The prospects for natural gas markets for the 2019 – 2040 period are the subject of ‘Medium and Long Term Natural Gas Outlook 2020’, from CEDIGAZ.

As outlined by the paper, the future expansion of natural gas is underpinned by the development of new resources in gas-rich producing countries, which will expand LNG export capabilities.

The paper assumes “the effective realisation of official energy plans and climate policy targets”. In doing so it highlights the increasing role natural gas will play in the world energy mix, to meet the growing energy demand but also climate policy targets.

Natural gas stands as the fastest-growing fossil fuel and expands its market share in the world energy mix from 23 percent in 2019 to 25 percent in 2040, while that of coal and oil declines strongly.

Asia and the Middle East contribute 58 percent and 24 percent respectively, of global gas demand growth over the outlook period.
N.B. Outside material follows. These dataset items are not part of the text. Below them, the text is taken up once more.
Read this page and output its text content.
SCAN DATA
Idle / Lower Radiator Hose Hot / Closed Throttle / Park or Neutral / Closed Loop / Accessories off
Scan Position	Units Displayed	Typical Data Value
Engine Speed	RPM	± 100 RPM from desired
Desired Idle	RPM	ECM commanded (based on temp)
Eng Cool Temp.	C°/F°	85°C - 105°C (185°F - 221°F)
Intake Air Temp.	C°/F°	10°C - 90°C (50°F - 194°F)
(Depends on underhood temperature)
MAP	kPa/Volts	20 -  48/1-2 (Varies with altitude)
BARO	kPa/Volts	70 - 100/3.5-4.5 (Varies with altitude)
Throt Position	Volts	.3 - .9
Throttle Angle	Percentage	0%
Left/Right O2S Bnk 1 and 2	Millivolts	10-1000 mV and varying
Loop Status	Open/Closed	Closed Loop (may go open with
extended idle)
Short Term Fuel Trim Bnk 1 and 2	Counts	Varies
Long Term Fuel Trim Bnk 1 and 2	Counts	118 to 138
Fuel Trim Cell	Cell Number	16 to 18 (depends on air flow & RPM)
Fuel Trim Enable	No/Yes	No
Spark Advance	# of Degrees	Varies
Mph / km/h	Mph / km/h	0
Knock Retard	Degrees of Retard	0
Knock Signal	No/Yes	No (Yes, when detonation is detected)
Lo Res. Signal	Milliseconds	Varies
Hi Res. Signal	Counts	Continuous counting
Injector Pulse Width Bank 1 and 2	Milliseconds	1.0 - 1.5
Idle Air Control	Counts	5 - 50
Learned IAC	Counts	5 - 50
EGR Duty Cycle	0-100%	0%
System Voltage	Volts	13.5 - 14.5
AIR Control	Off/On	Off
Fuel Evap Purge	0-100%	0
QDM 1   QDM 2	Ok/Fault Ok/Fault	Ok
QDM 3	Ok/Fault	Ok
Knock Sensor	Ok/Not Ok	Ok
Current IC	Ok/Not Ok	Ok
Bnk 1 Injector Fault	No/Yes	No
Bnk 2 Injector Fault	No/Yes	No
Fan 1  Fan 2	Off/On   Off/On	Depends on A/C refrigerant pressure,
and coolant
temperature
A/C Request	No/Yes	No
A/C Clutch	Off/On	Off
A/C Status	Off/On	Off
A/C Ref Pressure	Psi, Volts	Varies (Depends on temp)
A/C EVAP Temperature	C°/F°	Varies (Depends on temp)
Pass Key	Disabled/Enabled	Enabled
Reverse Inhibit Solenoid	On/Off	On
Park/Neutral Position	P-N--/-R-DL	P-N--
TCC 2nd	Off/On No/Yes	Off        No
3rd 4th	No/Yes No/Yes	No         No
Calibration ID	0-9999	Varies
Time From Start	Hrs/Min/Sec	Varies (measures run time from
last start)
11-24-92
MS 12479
China alone accounts for one-third of the incremental demand. The future expansion of natural gas in the energy mix is conditioned on new developments of abundant and low-cost resources in gas-rich countries (North America, Russia, Middle East, etc), which will expand LNG export capacities to meet the growing gas demand, especially in emerging Asian markets.

The future growth of natural gas also partly depends on investments in low-carbon gas.

In the CEDIGAZ scenario (multi-wave pandemic), global gas and energy demand recovers slightly in 2021 before accelerating as the pandemic resorbs. There is both a short and longer term negative impact of the COVID-driven economic crisis on energy and gas demand.

These losses mainly involve natural gas transported by pipelines, whereas LNG demand in the medium and long-term is not expected to be affected because of an expected rebound of LNG demand post-2021 in Asia amid abundant and competitive LNG supply.

Despite project delays in the current context of the crisis, post-FID projects should be sufficient to cover global LNG demand until 2025/2026.

The LNG market is expected to remain oversupplied in the next three years, before gradually rebalancing as LNG demand in Asia rebounds. LNG will thus play a growing role in both Europe and Asia in the first half of this decade.